Proceedings Article | 2 September 2021
KEYWORDS: Bayesian inference, Magnetic resonance imaging, Statistical image analysis, Statistical methods, Statistical models, Databases, Data modeling, Computer simulations, Alzheimer's disease, Neuroimaging, Statistical analysis, Statistical modeling, Statistical inference, Monte Carlo methods, Modeling
Large datasets of longitudinal data, made available for the neuroimage community, offer the possibility to study trajectories of biomarkers throughout the course of the diseases. For such modelling, approaches emerging from both the frequentist and the Bayesian frameworks have been suggested. When datasets are large, homogeneous, and balanced, both approaches seem to perform similarly. However, in compromised datasets, with limited number of samples and unbalanced data, this is not clear. Here we included data from the Alzheimer's Disease Neuroimaging Initiative (ADNI) database to study the behaviour of different statistical approaches using different dataset configurations. We used the hippocampal volume (HV) at different timepoints and we analysed the capability of the methods to find differences across clinical groups. For that, we used a Linear Mixed Effects (LME) modelling under both the frequentist and the Bayesian approaches. We started with a large, homogeneous, and symmetric database, and we created different configurations, by sequentially removing data points, to simulate different real-life situations.

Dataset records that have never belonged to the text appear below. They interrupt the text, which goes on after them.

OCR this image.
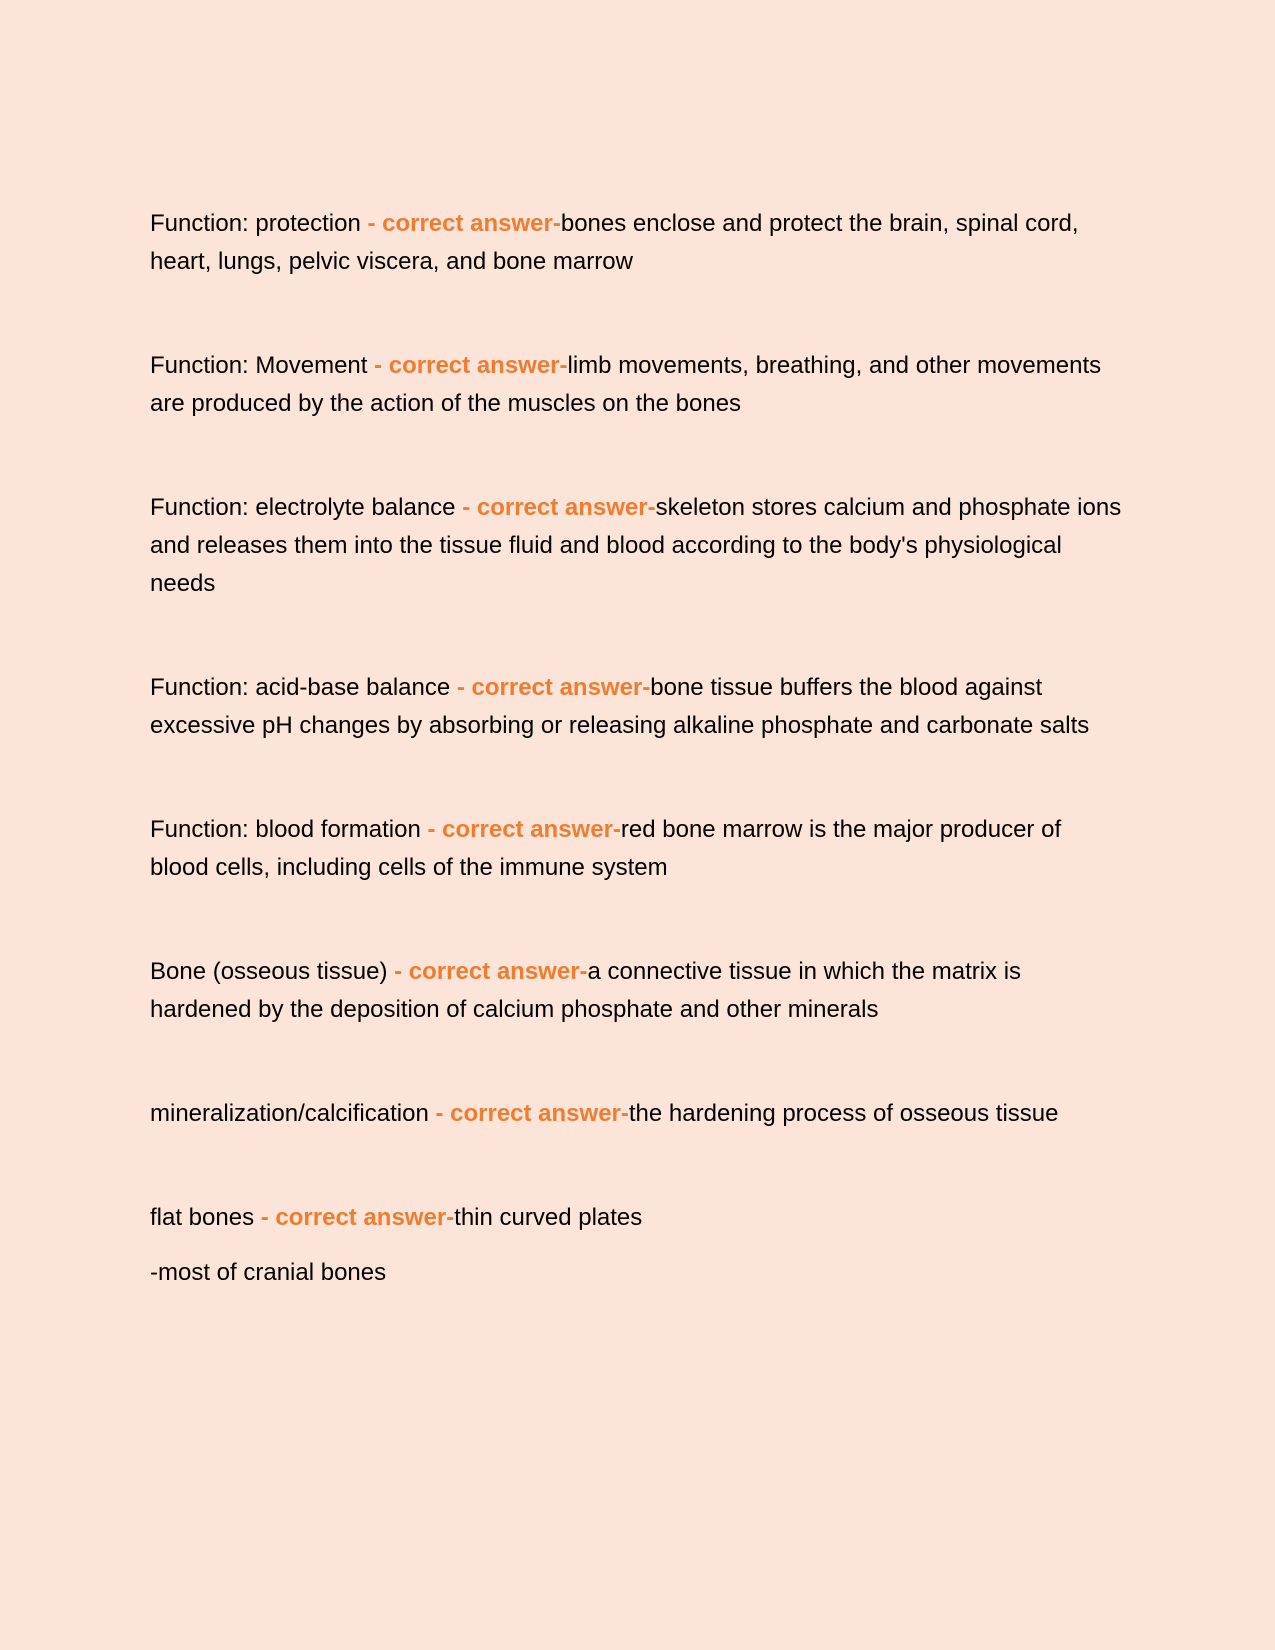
Function: protection - correct answer-bones enclose and protect the brain, spinal cord, heart, lungs, pelvic viscera, and bone marrow

Function: Movement - correct answer-limb movements, breathing, and other movements are produced by the action of the muscles on the bones

Function: electrolyte balance - correct answer-skeleton stores calcium and phosphate ions and releases them into the tissue fluid and blood according to the body's physiological needs

Function: acid-base balance - correct answer-bone tissue buffers the blood against excessive pH changes by absorbing or releasing alkaline phosphate and carbonate salts

Function: blood formation - correct answer-red bone marrow is the major producer of blood cells, including cells of the immune system

Bone (osseous tissue) - correct answer-a connective tissue in which the matrix is hardened by the deposition of calcium phosphate and other minerals

mineralization/calcification - correct answer-the hardening process of osseous tissue

flat bones - correct answer-thin curved plates

-most of cranial bones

Using the frequentist approach to predict conversion on mild cognitively impaired patients, we found that we need a mean of 115 subjects to differentiate converters vs non converters. When classifying between the five ADNI clinical groups we need 147 subjects (mean across datasets) to differentiate between all clinical groups. With the Bayesian approach, we demonstrated that the results were stronger and of higher interpretability, specially at the borderline significant datasets.